南部弁魅力 柾谷さんの「南部昔コ集」好評(2013/12/04 14:20)
9月に刊行した「南部昔コ集1」(右)と、販売する増刷版を手にする柾谷伸夫さん=八戸市公民館
 八戸市公民館長の柾谷伸夫さん(65)が編集した、北奥羽地方の民話「南部昔コ」をまとめた冊子「南部昔コ集1」が評判を呼んでいる。9月刊行の200部が「予想外」という反響を得て、500部を増刷。購入希望の問い合わせが相次いでおり、市内小学校では冊子を使った活動例もある。柾谷さんは「南部弁の魅力、昔コの面白さが再認識されている」と関心の高さに驚き、南部弁文化のさらなる普及に意欲を燃やす。(井上周平)
 
 北奥羽地方で語り継がれてきた南部昔コの著作はこれまで、昨年12月に死去した郷土史家の故正部家種康さんが標準語で著した「南部昔コ集」と「南部の昔コ」の2冊がある。
 柾谷さんはことし7〜9月に市公民館で実施した昔コの語り部養成講座に向け、テキストを作製。正部家さんの著作から75編、新たに創作された5編を選び、南部弁をふんだんに織り交ぜた作品へと改訂した。
 講座の終了後、受講生向けにテキストを冊子にして販売。さらに、市内の全小中学校に配布したところ、市内外から入手を希望する声が多く寄せられた。
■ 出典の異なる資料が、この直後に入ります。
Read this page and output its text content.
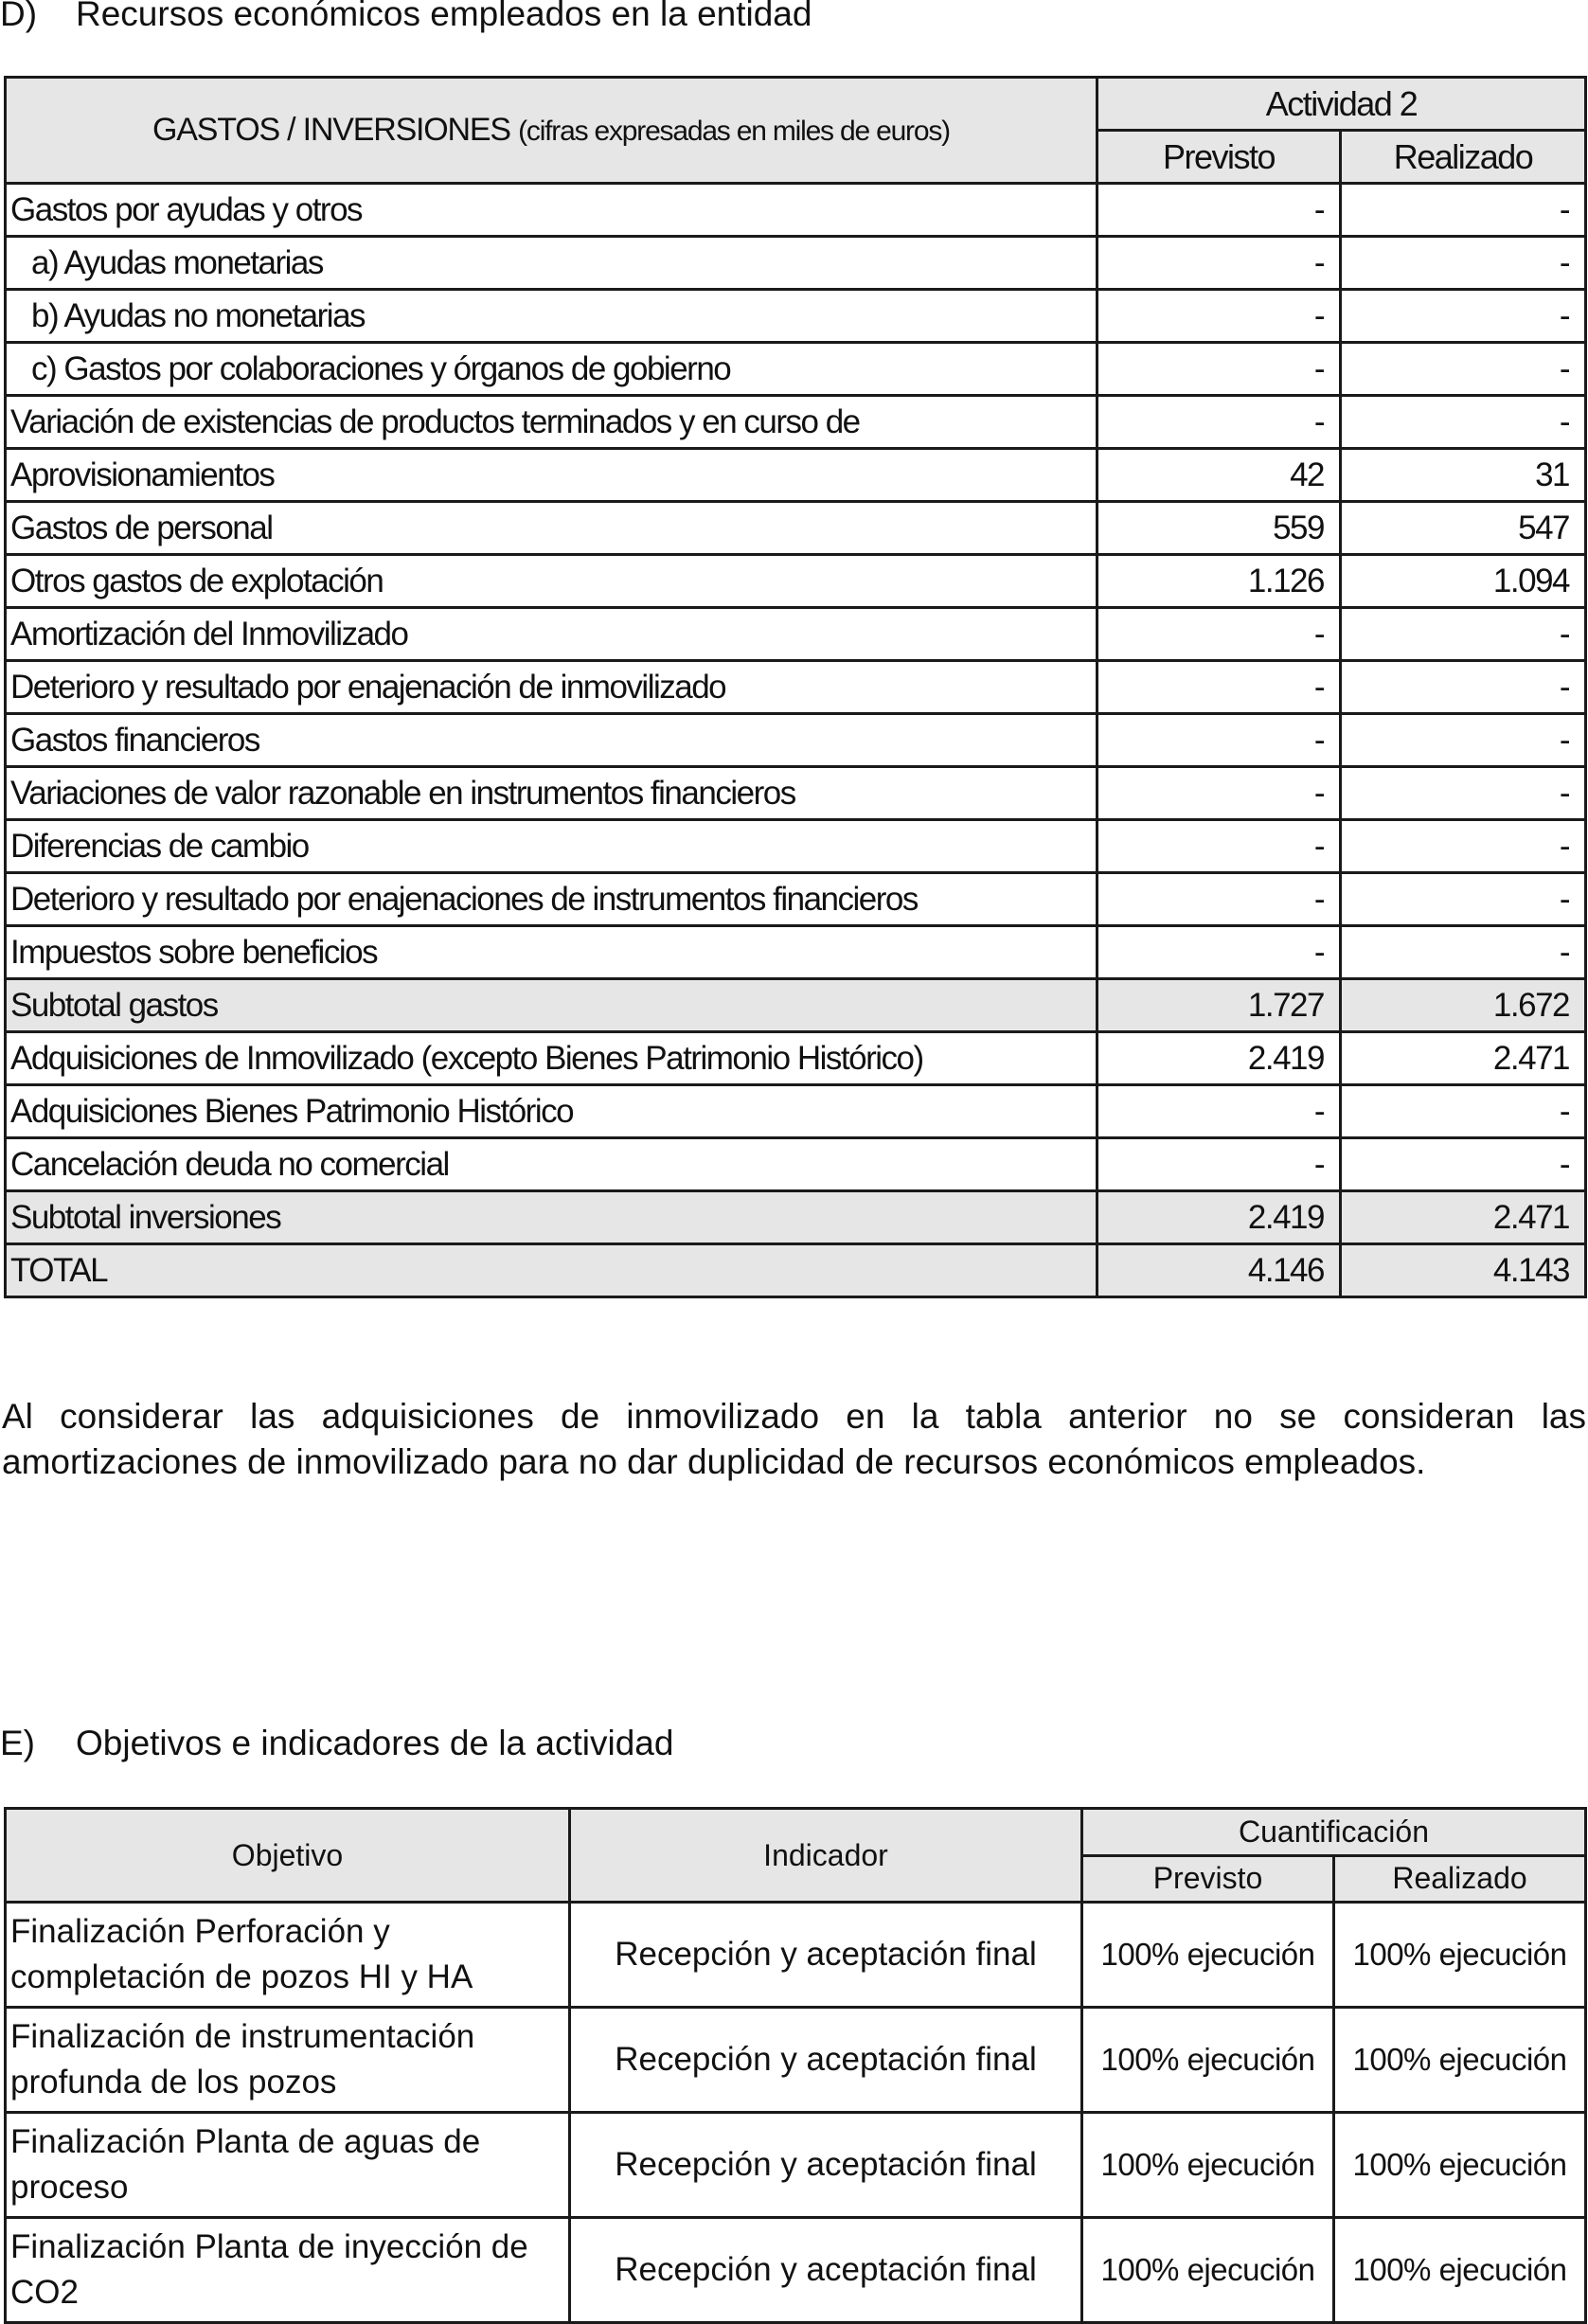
D)	Recursos económicos empleados en la entidad
GASTOS / INVERSIONES (cifras expresadas en miles de euros)	Actividad 2	
	Previsto	Realizado
Gastos por ayudas y otros	-	-
a) Ayudas monetarias	-	-
b) Ayudas no monetarias	-	-
c) Gastos por colaboraciones y órganos de gobierno	-	-
Variación de existencias de productos terminados y en curso de	-	-
Aprovisionamientos	42	31
Gastos de personal	559	547
Otros gastos de explotación	1.126	1.094
Amortización del Inmovilizado	-	-
Deterioro y resultado por enajenación de inmovilizado	-	-
Gastos financieros	-	-
Variaciones de valor razonable en instrumentos financieros	-	-
Diferencias de cambio	-	-
Deterioro y resultado por enajenaciones de instrumentos financieros	-	-
Impuestos sobre beneficios	-	-
Subtotal gastos	1.727	1.672
Adquisiciones de Inmovilizado (excepto Bienes Patrimonio Histórico)	2.419	2.471
Adquisiciones Bienes Patrimonio Histórico	-	-
Cancelación deuda no comercial	-	-
Subtotal inversiones	2.419	2.471
TOTAL	4.146	4.143

Al considerar las adquisiciones de inmovilizado en la tabla anterior no se consideran las amortizaciones de inmovilizado para no dar duplicidad de recursos económicos empleados.

E)	Objetivos e indicadores de la actividad
Objetivo	Indicador	Cuantificación	
		Previsto	Realizado
Finalización Perforación y completación de pozos HI y HA	Recepción y aceptación final	100% ejecución	100% ejecución
Finalización de instrumentación profunda de los pozos	Recepción y aceptación final	100% ejecución	100% ejecución
Finalización Planta de aguas de proceso	Recepción y aceptación final	100% ejecución	100% ejecución
Finalización Planta de inyección de CO2	Recepción y aceptación final	100% ejecución	100% ejecución
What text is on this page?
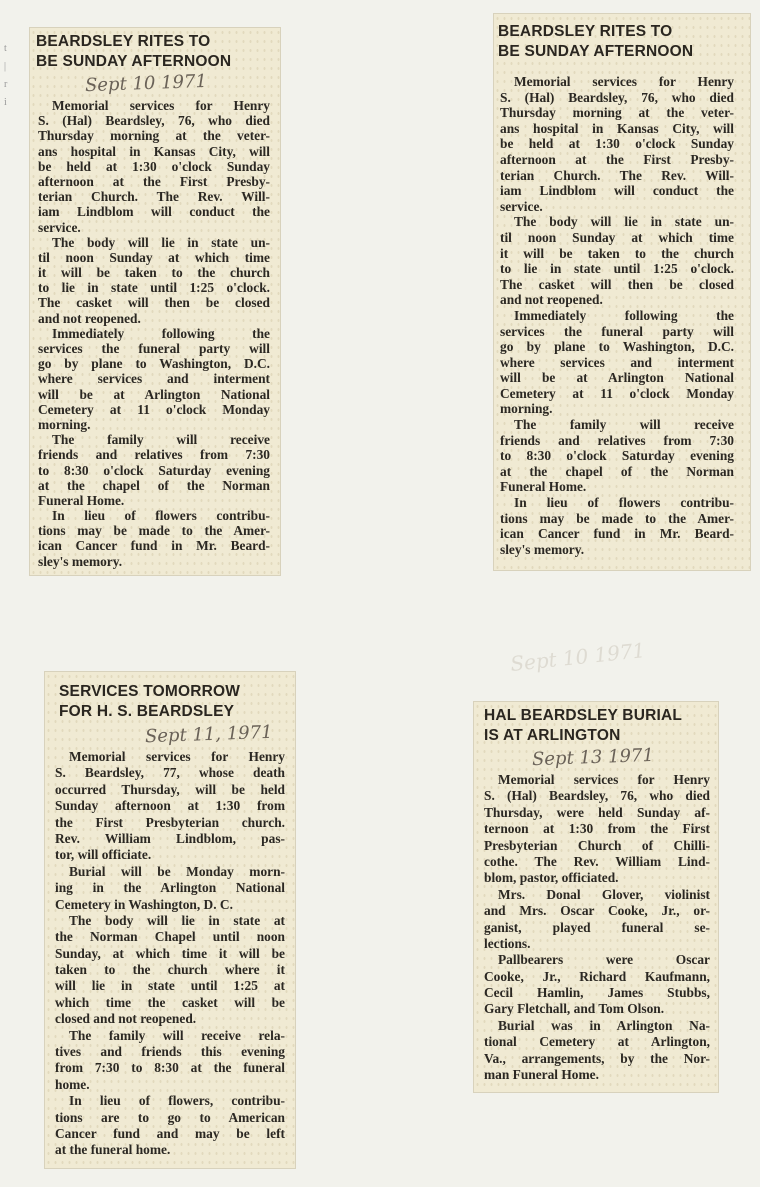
t
|
r
i
Sept 10 1971
BEARDSLEY RITES TO
BE SUNDAY AFTERNOON
Sept 10 1971
Memorial services for Henry
S. (Hal) Beardsley, 76, who died
Thursday morning at the veter-
ans hospital in Kansas City, will
be held at 1:30 o'clock Sunday
afternoon at the First Presby-
terian Church. The Rev. Will-
iam Lindblom will conduct the
service.
The body will lie in state un-
til noon Sunday at which time
it will be taken to the church
to lie in state until 1:25 o'clock.
The casket will then be closed
and not reopened.
Immediately following the
services the funeral party will
go by plane to Washington, D.C.
where services and interment
will be at Arlington National
Cemetery at 11 o'clock Monday
morning.
The family will receive
friends and relatives from 7:30
to 8:30 o'clock Saturday evening
at the chapel of the Norman
Funeral Home.
In lieu of flowers contribu-
tions may be made to the Amer-
ican Cancer fund in Mr. Beard-
sley's memory.
BEARDSLEY RITES TO
BE SUNDAY AFTERNOON
Memorial services for Henry
S. (Hal) Beardsley, 76, who died
Thursday morning at the veter-
ans hospital in Kansas City, will
be held at 1:30 o'clock Sunday
afternoon at the First Presby-
terian Church. The Rev. Will-
iam Lindblom will conduct the
service.
The body will lie in state un-
til noon Sunday at which time
it will be taken to the church
to lie in state until 1:25 o'clock.
The casket will then be closed
and not reopened.
Immediately following the
services the funeral party will
go by plane to Washington, D.C.
where services and interment
will be at Arlington National
Cemetery at 11 o'clock Monday
morning.
The family will receive
friends and relatives from 7:30
to 8:30 o'clock Saturday evening
at the chapel of the Norman
Funeral Home.
In lieu of flowers contribu-
tions may be made to the Amer-
ican Cancer fund in Mr. Beard-
sley's memory.
SERVICES TOMORROW
FOR H. S. BEARDSLEY
Sept 11, 1971
Memorial services for Henry
S. Beardsley, 77, whose death
occurred Thursday, will be held
Sunday afternoon at 1:30 from
the First Presbyterian church.
Rev. William Lindblom, pas-
tor, will officiate.
Burial will be Monday morn-
ing in the Arlington National
Cemetery in Washington, D. C.
The body will lie in state at
the Norman Chapel until noon
Sunday, at which time it will be
taken to the church where it
will lie in state until 1:25 at
which time the casket will be
closed and not reopened.
The family will receive rela-
tives and friends this evening
from 7:30 to 8:30 at the funeral
home.
In lieu of flowers, contribu-
tions are to go to American
Cancer fund and may be left
at the funeral home.
HAL BEARDSLEY BURIAL
IS AT ARLINGTON
Sept 13 1971
Memorial services for Henry
S. (Hal) Beardsley, 76, who died
Thursday, were held Sunday af-
ternoon at 1:30 from the First
Presbyterian Church of Chilli-
cothe. The Rev. William Lind-
blom, pastor, officiated.
Mrs. Donal Glover, violinist
and Mrs. Oscar Cooke, Jr., or-
ganist, played funeral se-
lections.
Pallbearers were Oscar
Cooke, Jr., Richard Kaufmann,
Cecil Hamlin, James Stubbs,
Gary Fletchall, and Tom Olson.
Burial was in Arlington Na-
tional Cemetery at Arlington,
Va., arrangements, by the Nor-
man Funeral Home.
 このため、新たに500部を増刷し、5日に開かれる正部家さんをしのぶ会の出席者に200部を配布、残り300部を販売することにした。
 市内の小学校では、配布された冊子を使った教育活動も始まった。鮫小児童は訪問先の福祉施設で南部昔コの語り聞かせを行い、大好評を得た。長者小では、ホームルームなどの時間を使って南部昔コの朗読に挑戦する学級もあるという。
 語り部養成講座の受講生8人も、6日に同市の「はっち」で開かれる南部弁のイベントで、語り聞かせを初めて披露する。
 柾谷さんは今後、小学校を中心に南部弁を伝える活動を活発化させる構えで、来年には新たな南部昔コを集めた「2」の刊行も計画中。「南部弁の衰退を憂えていた正部家さんに、朗報を届けられそうだ」と笑顔を見せた。
 「南部昔コ集1」は1冊500円(税込み)。八戸市公民館事務所で販売している。